Concepts, methodology and data quality

Warning View the most recent version.

Archived Content

Information identified as archived is provided for reference, research or recordkeeping purposes. It is not subject to the Government of Canada Web Standards and has not been altered or updated since it was archived. Please "contact us" to request a format other than those available.

This survey measures, on a monthly basis, the quantities of lumber that are produced and shipped by Canadian manufacturers. The target population for this survey includes all sawmills in Canada classified to the North American Industry Classification System (NAICS), 321111.

General Methodology

This is a sample survey with a cross-sectional design.

The frame used for sampling purposes is the Statistics Canada Business Register. The statistical unit is the establishment.The survey population includes all sawmills establishments above certain thresholds that vary by province and by reference year.

Data are collected each month from survey respondents using a mail-out / mail-back process as well as electronic questionnaire. Data capture and preliminary editing are performed simultaneously to ensure validity of the data. Businesses from whom no response has been received or whose data may contain errors are followed-up by telephone, email or fax. To estimate the contribution of units below sampling thresholds, the system derives ratios from Goods and Services Tax (GST) files using a statistical model. The model accounts for the difference between units above the threshold and those below the threshold as well as the time lag between the reference period of the survey and the reference period of the GST file.

Missing data for the current month are imputed automatically using a number of statistical techniques that use survey data collected during the current cycle as well as auxiliary information sources. These auxiliary sources include survey data from a previous cycle (historical), donor questionnaires and administrative data. Opening stocks are set equal to the value of the closing stocks from the previous month. Closing stocks are calculated by adding production to opening stocks and then subtracting shipments and waste values. The option exists for the subject matter analyst to manually override these imputations with better estimates based on pertinent knowledge about the industry or the business.

As part of the estimation process, survey data are weighted and combined with administrative data to produce final industry estimates.

Various confidentiality rules are applied to all data that are released or published to prevent the publication or disclosure of any information deemed confidential. If necessary, data are suppressed to prevent direct or residual disclosure of identifiable data.

Direct disclosure may occur when the value in a tabulation cell is composed of a few respondents or when the cell is dominated by a few companies. Residual disclosure may occur when confidential information can be derived indirectly by piecing together information from different sources or data series.

Under normal circumstance, data are collected, captured, edited, tabulated and published within 6-8 weeks after the end of the reference month.

Revisions

Monthly, preliminary estimates are provided for the reference month and revised estimates, based on late responses, are provided for the previous month.

Once every year (normally in July), the monthly Sawmills series are revised. These revisions incorporate any data that may have been received after the close of the collection cycle during the previous reference year.

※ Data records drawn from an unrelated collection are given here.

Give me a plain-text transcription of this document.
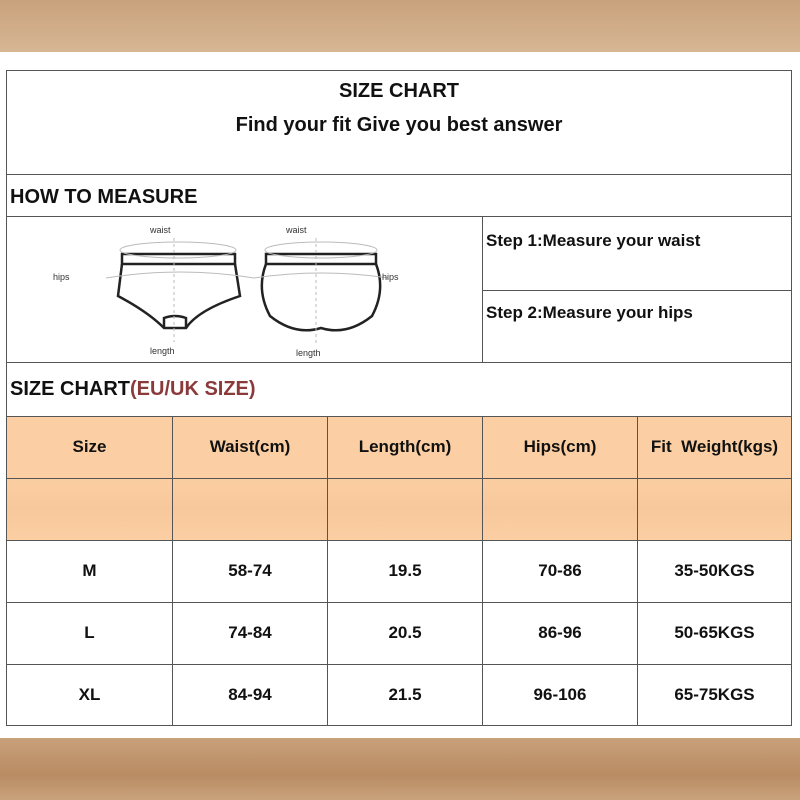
SIZE CHART
Find your fit Give you best answer
HOW TO MEASURE
Step 1:Measure your waist
Step 2:Measure your hips
waist	waist
hips	hips
length	length
SIZE CHART(EU/UK SIZE)
Size	Waist(cm)	Length(cm)	Hips(cm)	Fit  Weight(kgs)
M	58-74	19.5	70-86	35-50KGS
L	74-84	20.5	86-96	50-65KGS
XL	84-94	21.5	96-106	65-75KGS
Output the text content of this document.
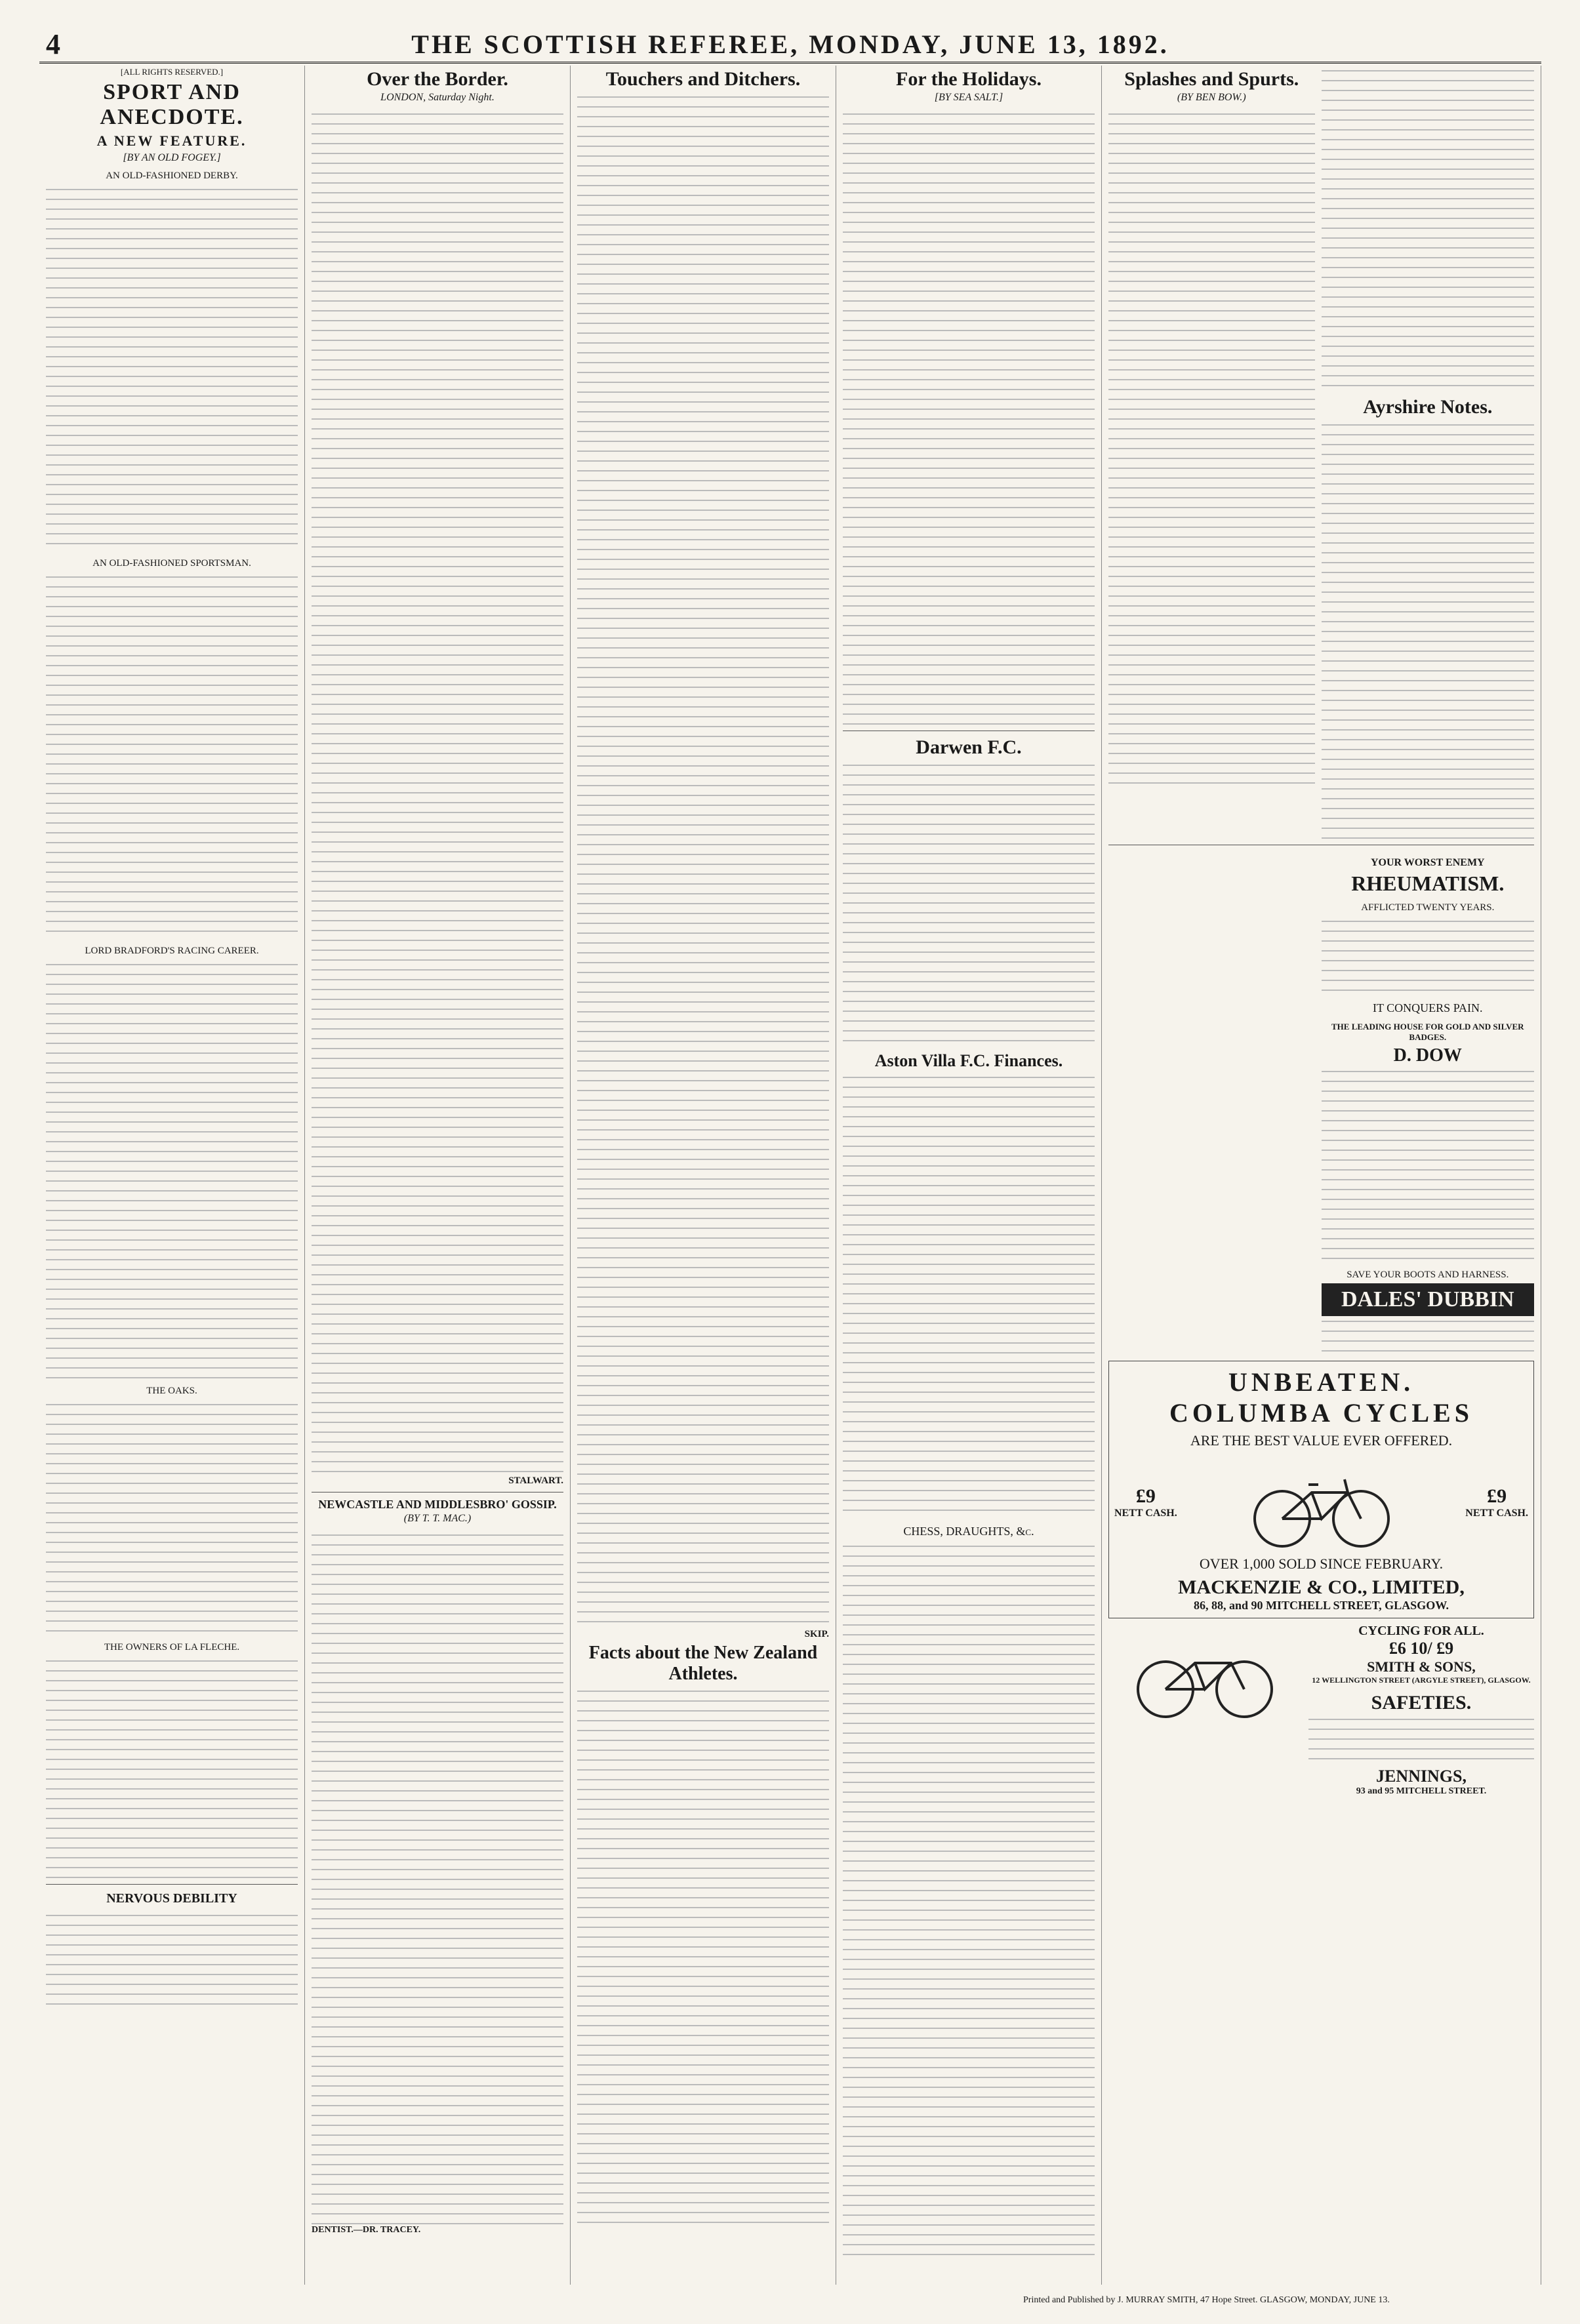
4	THE SCOTTISH REFEREE, MONDAY, JUNE 13, 1892.
[ALL RIGHTS RESERVED.]
SPORT AND ANECDOTE.
A NEW FEATURE.
[BY AN OLD FOGEY.]
AN OLD-FASHIONED DERBY.
AN OLD-FASHIONED SPORTSMAN.
LORD BRADFORD'S RACING CAREER.
THE OAKS.
THE OWNERS OF LA FLECHE.
NERVOUS DEBILITY
Over the Border.
LONDON, Saturday Night.
STALWART.
NEWCASTLE AND MIDDLESBRO' GOSSIP.
(BY T. T. MAC.)
DENTIST.—DR. TRACEY.
Touchers and Ditchers.
SKIP.
Facts about the New Zealand Athletes.
For the Holidays.
[BY SEA SALT.]
Darwen F.C.
Aston Villa F.C. Finances.
CHESS, DRAUGHTS, &c.
Splashes and Spurts.
(BY BEN BOW.)
Ayrshire Notes.
YOUR WORST ENEMY
RHEUMATISM.
AFFLICTED TWENTY YEARS.
IT CONQUERS PAIN.
THE LEADING HOUSE FOR GOLD AND SILVER BADGES.
D. DOW
SAVE YOUR BOOTS AND HARNESS.
DALES' DUBBIN
UNBEATEN.
COLUMBA CYCLES
ARE THE BEST VALUE EVER OFFERED.
£9
NETT CASH.
£9
NETT CASH.
OVER 1,000 SOLD SINCE FEBRUARY.
MACKENZIE & CO., LIMITED,
86, 88, and 90 MITCHELL STREET, GLASGOW.
CYCLING FOR ALL.
£6 10/ £9
SMITH & SONS,
12 WELLINGTON STREET (ARGYLE STREET), GLASGOW.
SAFETIES.
JENNINGS,
93 and 95 MITCHELL STREET.
Printed and Published by J. MURRAY SMITH, 47 Hope Street. GLASGOW, MONDAY, JUNE 13.
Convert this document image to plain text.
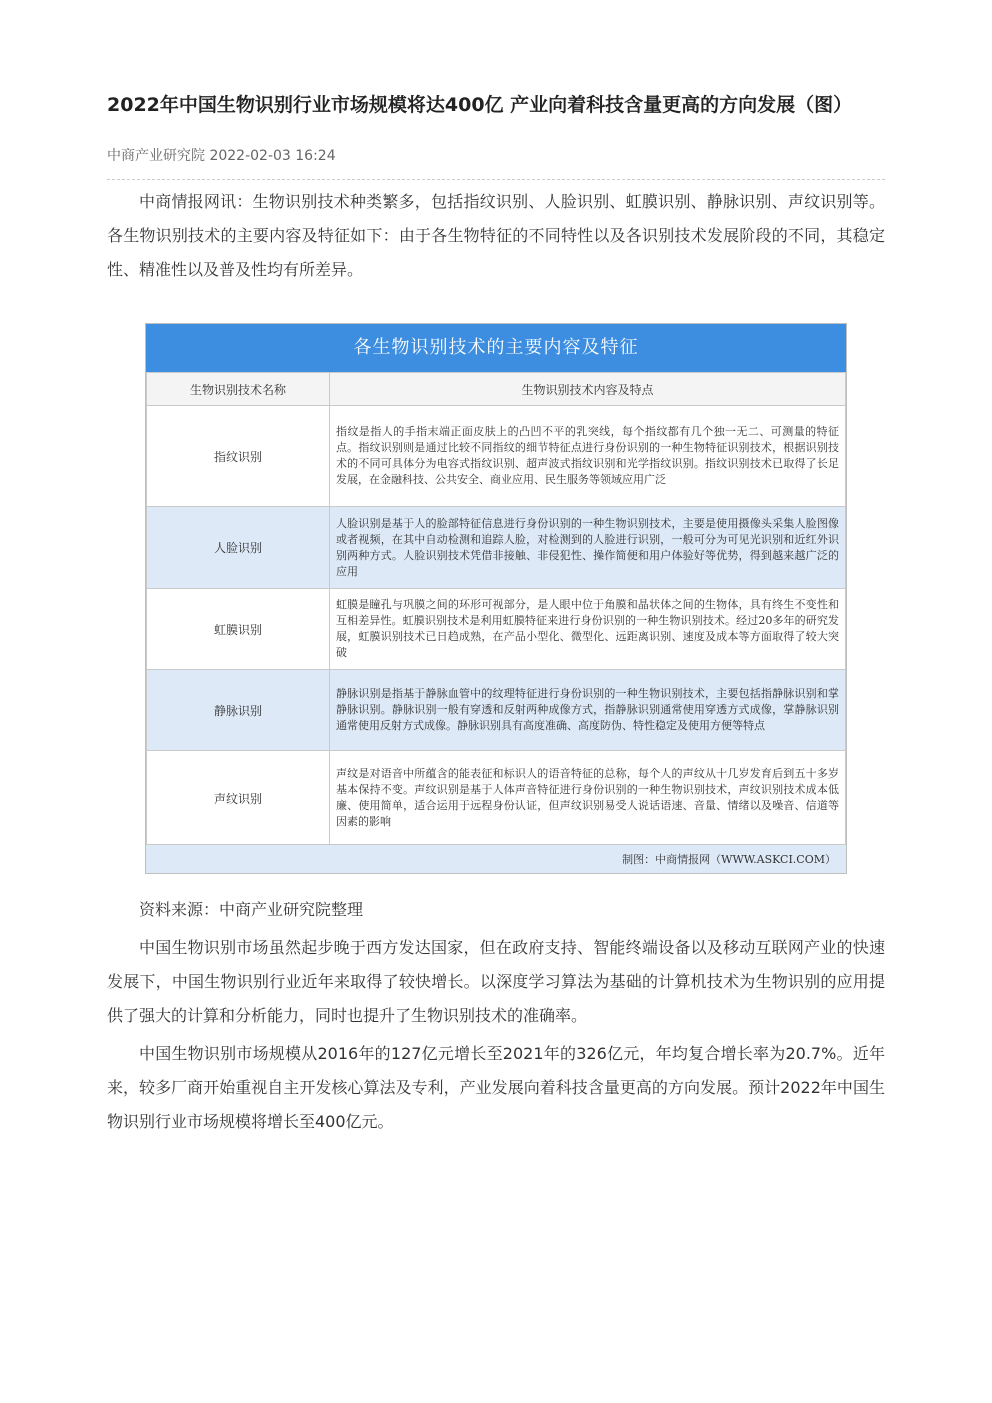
2022年中国生物识别行业市场规模将达400亿 产业向着科技含量更高的方向发展（图）
中商产业研究院 2022-02-03 16:24

中商情报网讯：生物识别技术种类繁多，包括指纹识别、人脸识别、虹膜识别、静脉识别、声纹识别等。各生物识别技术的主要内容及特征如下：由于各生物特征的不同特性以及各识别技术发展阶段的不同，其稳定性、精准性以及普及性均有所差异。

各生物识别技术的主要内容及特征
生物识别技术名称	生物识别技术内容及特点
指纹识别	指纹是指人的手指末端正面皮肤上的凸凹不平的乳突线，每个指纹都有几个独一无二、可测量的特征点。指纹识别则是通过比较不同指纹的细节特征点进行身份识别的一种生物特征识别技术，根据识别技术的不同可具体分为电容式指纹识别、超声波式指纹识别和光学指纹识别。指纹识别技术已取得了长足发展，在金融科技、公共安全、商业应用、民生服务等领域应用广泛
人脸识别	人脸识别是基于人的脸部特征信息进行身份识别的一种生物识别技术，主要是使用摄像头采集人脸图像或者视频，在其中自动检测和追踪人脸，对检测到的人脸进行识别，一般可分为可见光识别和近红外识别两种方式。人脸识别技术凭借非接触、非侵犯性、操作简便和用户体验好等优势，得到越来越广泛的应用
虹膜识别	虹膜是瞳孔与巩膜之间的环形可视部分，是人眼中位于角膜和晶状体之间的生物体，具有终生不变性和互相差异性。虹膜识别技术是利用虹膜特征来进行身份识别的一种生物识别技术。经过20多年的研究发展，虹膜识别技术已日趋成熟，在产品小型化、微型化、远距离识别、速度及成本等方面取得了较大突破
静脉识别	静脉识别是指基于静脉血管中的纹理特征进行身份识别的一种生物识别技术，主要包括指静脉识别和掌静脉识别。静脉识别一般有穿透和反射两种成像方式，指静脉识别通常使用穿透方式成像，掌静脉识别通常使用反射方式成像。静脉识别具有高度准确、高度防伪、特性稳定及使用方便等特点
声纹识别	声纹是对语音中所蕴含的能表征和标识人的语音特征的总称，每个人的声纹从十几岁发育后到五十多岁基本保持不变。声纹识别是基于人体声音特征进行身份识别的一种生物识别技术，声纹识别技术成本低廉、使用简单，适合运用于远程身份认证，但声纹识别易受人说话语速、音量、情绪以及噪音、信道等因素的影响
制图：中商情报网（WWW.ASKCI.COM）

资料来源：中商产业研究院整理

中国生物识别市场虽然起步晚于西方发达国家，但在政府支持、智能终端设备以及移动互联网产业的快速发展下，中国生物识别行业近年来取得了较快增长。以深度学习算法为基础的计算机技术为生物识别的应用提供了强大的计算和分析能力，同时也提升了生物识别技术的准确率。

中国生物识别市场规模从2016年的127亿元增长至2021年的326亿元，年均复合增长率为20.7%。近年来，较多厂商开始重视自主开发核心算法及专利，产业发展向着科技含量更高的方向发展。预计2022年中国生物识别行业市场规模将增长至400亿元。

The revised estimates are published in CANSIM.

Data accuracy

While considerable efforts have been taken to ensure high standards throughout all stages of collection and processing, the resulting estimates are inevitably subject to a certain degree of non-sampling error. These errors are not related to sampling and may occur for various reasons including non-response, inaccurate reporting and processing. Errors relating to non-response can be measured. All attempts are made to control inaccurate reporting and processing errors.

Non-response error

Some respondents may be unable to provide data for numerous reasons (i.e. fire, theft, strike, economic hardship, etc.), while others may be late in responding. To minimize non-response, delinquent respondents are followed up rigorously by phone, e-mail or fax. Data for non-responding units are imputed using industry trend and other related information. Data are revised based on the revision policy for questionnaires that are received after the end of the monthly collection cycles.

Non-response error is calculated using the number of non-responses divided by the number of total expected responses for the units in the sample.

Inaccurate response

Inaccuracy may result from poor questionnaire design or an inability on the part of respondents to provide the requested information or from misinterpretation of the survey questions. To reduce such errors the format and wording in the questionnaire are reviewed from time to time and modified based on feedback from survey respondents and data users. Respondents are also reminded of the importance of their contribution and of the accuracy of reported information.

Processing errors

These errors may occur at various stages in the processing of survey data such as data entry, verification, editing and tabulation. Data are examined for such errors using automated edits along with an analytical review by subject matter experts. Several checks are performed on the collected data to verify internal consistency and comparability over time.